Les populations estiment que faute d'argent, les médicaments de
la rue sont l'ultime solution pour faire face à certaines
maladies endémiques comme le paludisme, la grippe, la diarrhée et
la toux.

"A la pharmacie, les produits contre le paludisme coûtent les
yeux de la tête. Or dans la rue, on en trouve deux fois moins
cher et on peut même marchander", explique un patient.
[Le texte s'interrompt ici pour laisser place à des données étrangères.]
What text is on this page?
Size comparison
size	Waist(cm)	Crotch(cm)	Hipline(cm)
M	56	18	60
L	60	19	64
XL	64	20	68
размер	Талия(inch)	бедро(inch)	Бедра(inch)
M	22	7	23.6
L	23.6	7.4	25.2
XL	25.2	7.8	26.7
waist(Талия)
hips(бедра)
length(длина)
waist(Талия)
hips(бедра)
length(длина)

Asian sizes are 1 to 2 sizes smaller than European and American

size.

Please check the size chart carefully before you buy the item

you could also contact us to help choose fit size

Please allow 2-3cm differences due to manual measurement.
Ce point de vue n'est naturellement pas partagé par les
pharmaciens, qui expliquent que la population n'a pas la bonne
information.

"Le médicament de la rue n'a jamais aidé et n'aidera jamais.
Celui qui le manipule n'en sait rien. Ces médicaments n'ont pas
d'effet actif, ils rendent au contraire malade", tranche le Dr
Okouya.

"Les gens ont des fausses informations. Il suffit d'aller en
pharmacie pour se rendre compte qu'un cachet d'aspirine coûte
moins cher que dans la rue, de même que les produits contre les
vers. A cela, il faut ajouter les conditions de conservation",
ajoute le Dr Ingani.

Le commerce des médicaments de la rue est devenu une source
d'enrichissement. Les jeunes diplômés sans emplois en ont fait
leur travail.

"Comme je n'avais rien à faire, j'ai suivi un ami qui vendait les
médicaments. Maintenant je peux m'en sortir avec des recettes de
10.000 à 30.000 francs CFA par jour, et parfois plus", explique
un vendeur du marché "Total" de Brazzaville.

Même les médecins, fonctionnaires de l'Etat, ont fait des
médicaments de la rue leur deuxième gagne-pain. Ils détournent
des stocks de médicaments pour les revendre à la cité, notamment
auprès des vendeurs de la rue.

Quand ils ne sont pas dans le commerce, les policiers et les
douaniers, eux, protègent le trafic illicite de ces médicaments
dans l'espoir de gagner de forts pourboires.